In From Seed to Table I try to make a pretty strong case for making transplants as much as possible in one’s garden.  I start making my first transplants in March, when I start tomatoes and peppers as well as a large flat of early spinach, lettuce, green onions, beets, and endive.  I also like to start any brassicas and squash family plants a few weeks early and then transplant them into the garden.  There are many advantages to transplants – an earlier harvest, good germination, seedlings that are a few weeks ahead of the weeds and better able to cope with pests, eliminating the need for thinning later on, to name a few.

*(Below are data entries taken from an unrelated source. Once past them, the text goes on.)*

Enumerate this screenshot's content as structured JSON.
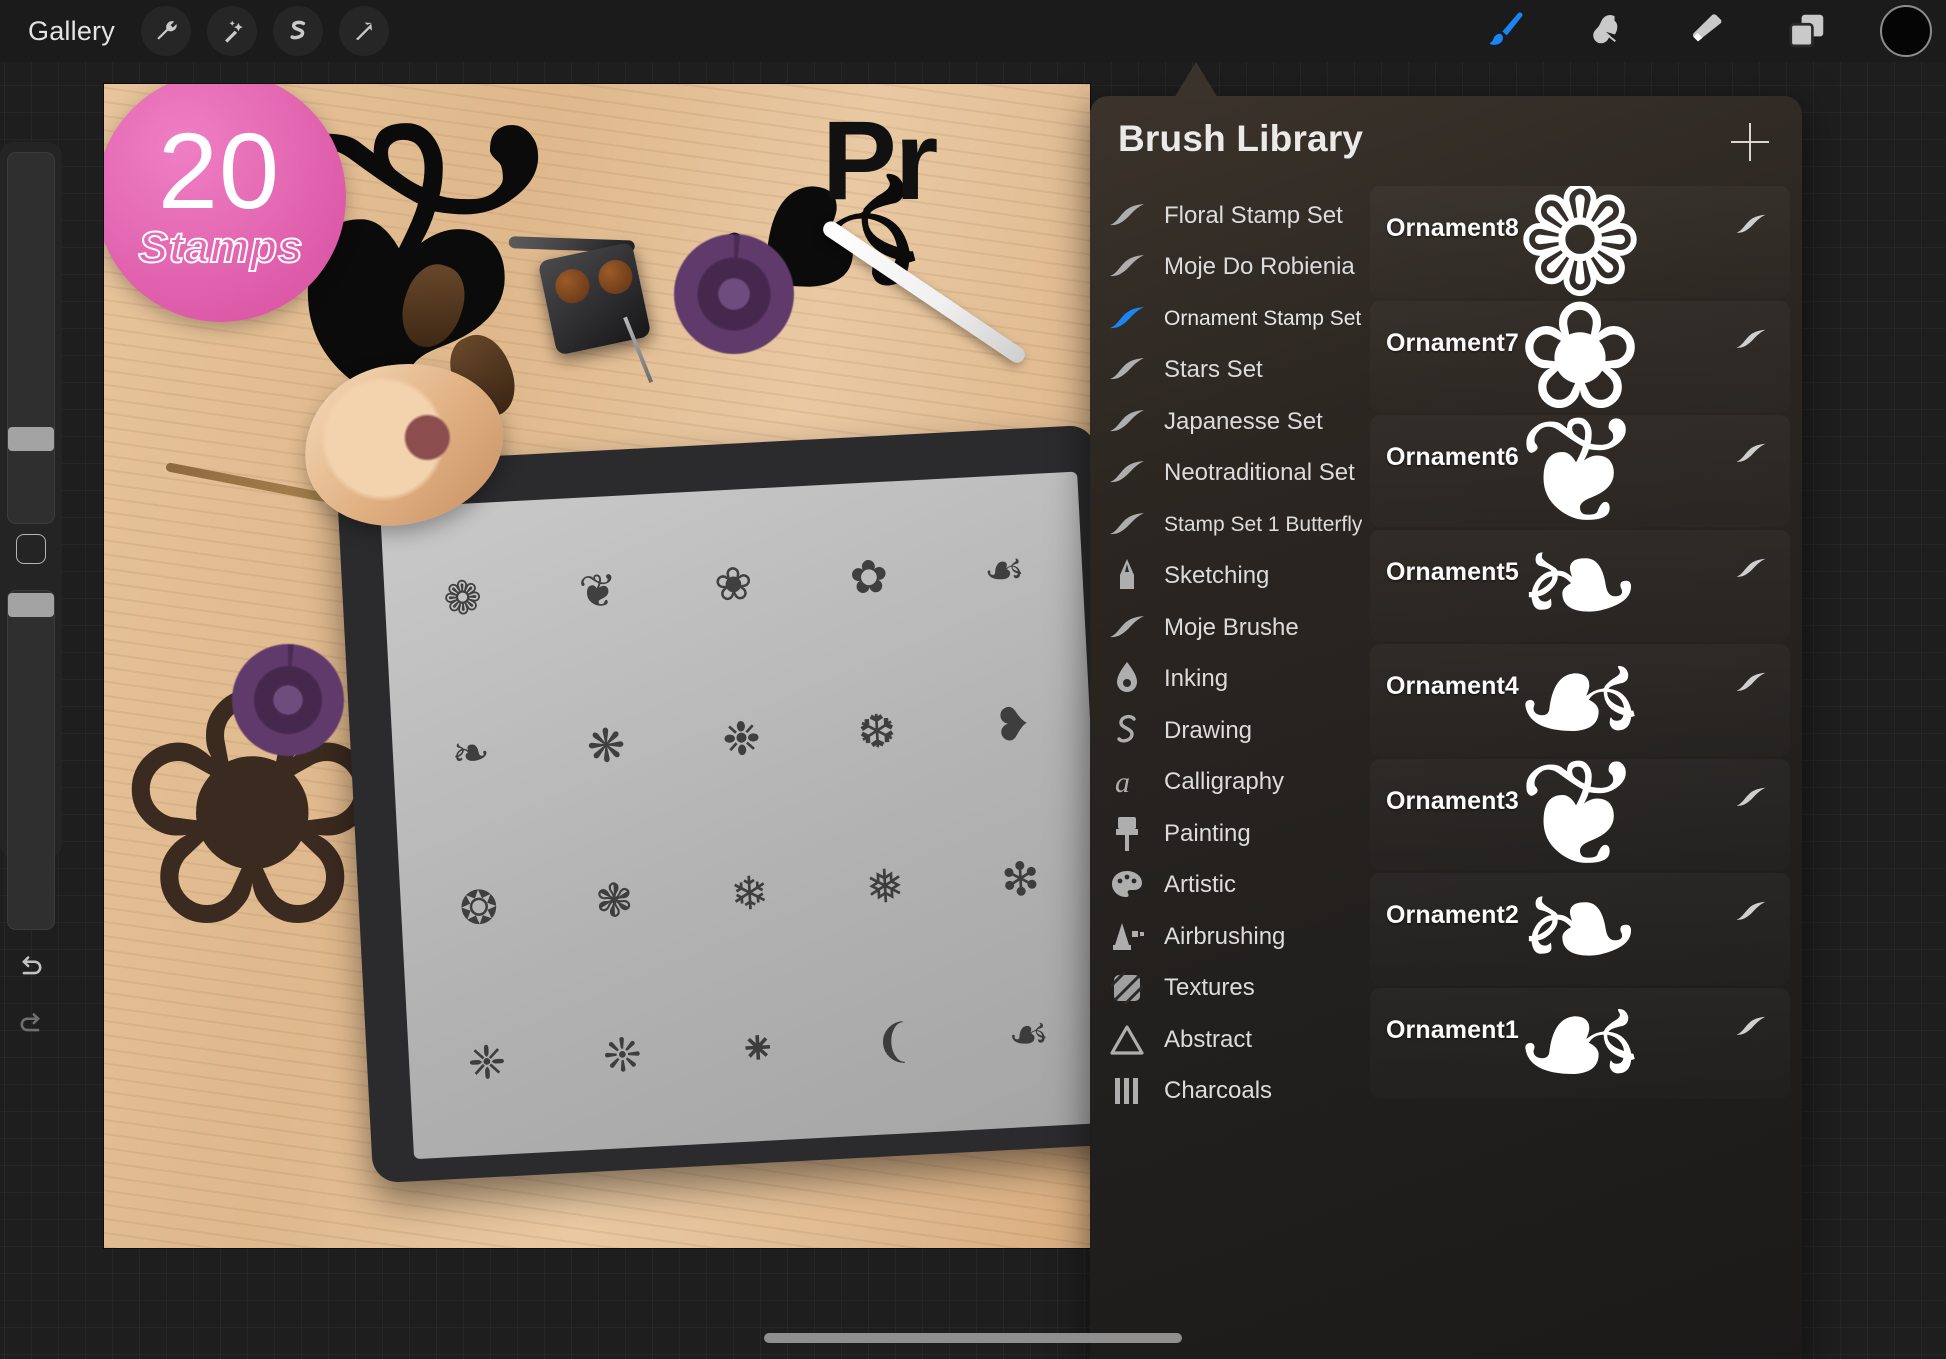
{
  "app": {
    "accent_color": "#1a85f5",
    "panel_bg": "#2e2a25",
    "badge_color": "#e061ad"
  },
  "topbar": {
    "gallery_label": "Gallery",
    "left_tools": [
      {
        "name": "actions-wrench-icon",
        "label": "Actions"
      },
      {
        "name": "adjustments-wand-icon",
        "label": "Adjustments"
      },
      {
        "name": "selection-icon",
        "label": "Selection"
      },
      {
        "name": "transform-arrow-icon",
        "label": "Transform"
      }
    ],
    "right_tools": [
      {
        "name": "paint-brush-icon",
        "label": "Paint",
        "active": true
      },
      {
        "name": "smudge-icon",
        "label": "Smudge",
        "active": false
      },
      {
        "name": "eraser-icon",
        "label": "Erase",
        "active": false
      },
      {
        "name": "layers-icon",
        "label": "Layers",
        "active": false
      }
    ],
    "color_swatch": "#050505"
  },
  "sidebar": {
    "brush_size_label": "Brush Size",
    "brush_opacity_label": "Brush Opacity",
    "modify_button_label": "Modify",
    "undo_label": "Undo",
    "redo_label": "Redo"
  },
  "canvas": {
    "title_text": "Pr",
    "badge_number": "20",
    "badge_label": "Stamps",
    "stamp_glyphs": [
      "❁",
      "❦",
      "❀",
      "✿",
      "☙",
      "❧",
      "❋",
      "❉",
      "❆",
      "❥",
      "❂",
      "❃",
      "❄",
      "❅",
      "❇",
      "❈",
      "❊",
      "⁕",
      "❨",
      "☙"
    ],
    "lineart_glyphs": [
      "❦",
      "☙",
      "❀"
    ]
  },
  "panel": {
    "title": "Brush Library",
    "add_button_label": "+",
    "sets": [
      {
        "label": "Floral Stamp Set",
        "icon": "brush-stroke-icon",
        "active": false,
        "small": false
      },
      {
        "label": "Moje Do Robienia",
        "icon": "brush-stroke-icon",
        "active": false,
        "small": false
      },
      {
        "label": "Ornament Stamp Set",
        "icon": "brush-stroke-icon",
        "active": true,
        "small": true
      },
      {
        "label": "Stars Set",
        "icon": "brush-stroke-icon",
        "active": false,
        "small": false
      },
      {
        "label": "Japanesse Set",
        "icon": "brush-stroke-icon",
        "active": false,
        "small": false
      },
      {
        "label": "Neotraditional Set",
        "icon": "brush-stroke-icon",
        "active": false,
        "small": false
      },
      {
        "label": "Stamp Set 1 Butterfly",
        "icon": "brush-stroke-icon",
        "active": false,
        "small": true
      },
      {
        "label": "Sketching",
        "icon": "pencil-tip-icon",
        "active": false,
        "small": false
      },
      {
        "label": "Moje Brushe",
        "icon": "brush-stroke-icon",
        "active": false,
        "small": false
      },
      {
        "label": "Inking",
        "icon": "nib-icon",
        "active": false,
        "small": false
      },
      {
        "label": "Drawing",
        "icon": "squiggle-icon",
        "active": false,
        "small": false
      },
      {
        "label": "Calligraphy",
        "icon": "letter-a-icon",
        "active": false,
        "small": false
      },
      {
        "label": "Painting",
        "icon": "paintbrush-icon",
        "active": false,
        "small": false
      },
      {
        "label": "Artistic",
        "icon": "palette-icon",
        "active": false,
        "small": false
      },
      {
        "label": "Airbrushing",
        "icon": "airbrush-icon",
        "active": false,
        "small": false
      },
      {
        "label": "Textures",
        "icon": "hatching-icon",
        "active": false,
        "small": false
      },
      {
        "label": "Abstract",
        "icon": "triangle-icon",
        "active": false,
        "small": false
      },
      {
        "label": "Charcoals",
        "icon": "charcoal-bars-icon",
        "active": false,
        "small": false
      }
    ],
    "brushes": [
      {
        "name": "Ornament8",
        "stamp": "❁"
      },
      {
        "name": "Ornament7",
        "stamp": "❀"
      },
      {
        "name": "Ornament6",
        "stamp": "❦"
      },
      {
        "name": "Ornament5",
        "stamp": "❧"
      },
      {
        "name": "Ornament4",
        "stamp": "☙"
      },
      {
        "name": "Ornament3",
        "stamp": "❦"
      },
      {
        "name": "Ornament2",
        "stamp": "❧"
      },
      {
        "name": "Ornament1",
        "stamp": "☙"
      }
    ]
  }
}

But what really makes a difference for me in having a steady supply of vegetables all summer long is that I also make a flat of ’salad’ transplants around the middle of every month from April to August.  These are some combination of salad vegetables and greens – kale, swiss chard, basil, spinach, lettuce, endive, green onions, beets, fennel, collards, this year I tried cutting celery.  The flat holds 48 cells and I fill it with whatever combination of vegetables takes my fancy.  By making this one flat every month, I know that I will have a small but steady supply of vegetables that mature evenly throughout the summer.   I find it easier to discipline myself to start the flat than to direct seed in the garden every month.  But more importantly, I don’t have to worry about watering and getting seeds to germinate in the garden, instead I have a small tray to keep moist and care for once the transplants are up.  I can keep the transplants in the tray anywhere from three to five weeks, depending on how busy I am and also on the weather.  And almost every transplant that I put in the garden matures into something that I can harvest.

These past few weeks in Southern Ontario have brought home to me the benefits of transplants.  In early August I started my last ’salad’ tray – a flat with only spinach in it.  The seeds were up within about 5 days of planting and I moved them outside to a small structure – I call it a mini greenhouse – that I use for my transplants.  Then we had our first real heat wave of the summer,  which lasted about 10 days.  During this time I was able to move the flat to a shady area in the heat of the day and one quick pass with a mister and it was well watered every day.  To me, this is so much easier than caring for small plants in a garden space.  Now that the heat is over, I can transplant them on a rainy day and they will hopefully thrive without much care.

I try to help people to grow a lot of food in a small space without too much work. For me, once you are in the habit of making transplants, they are quick and easy to do and make for a much more successful garden.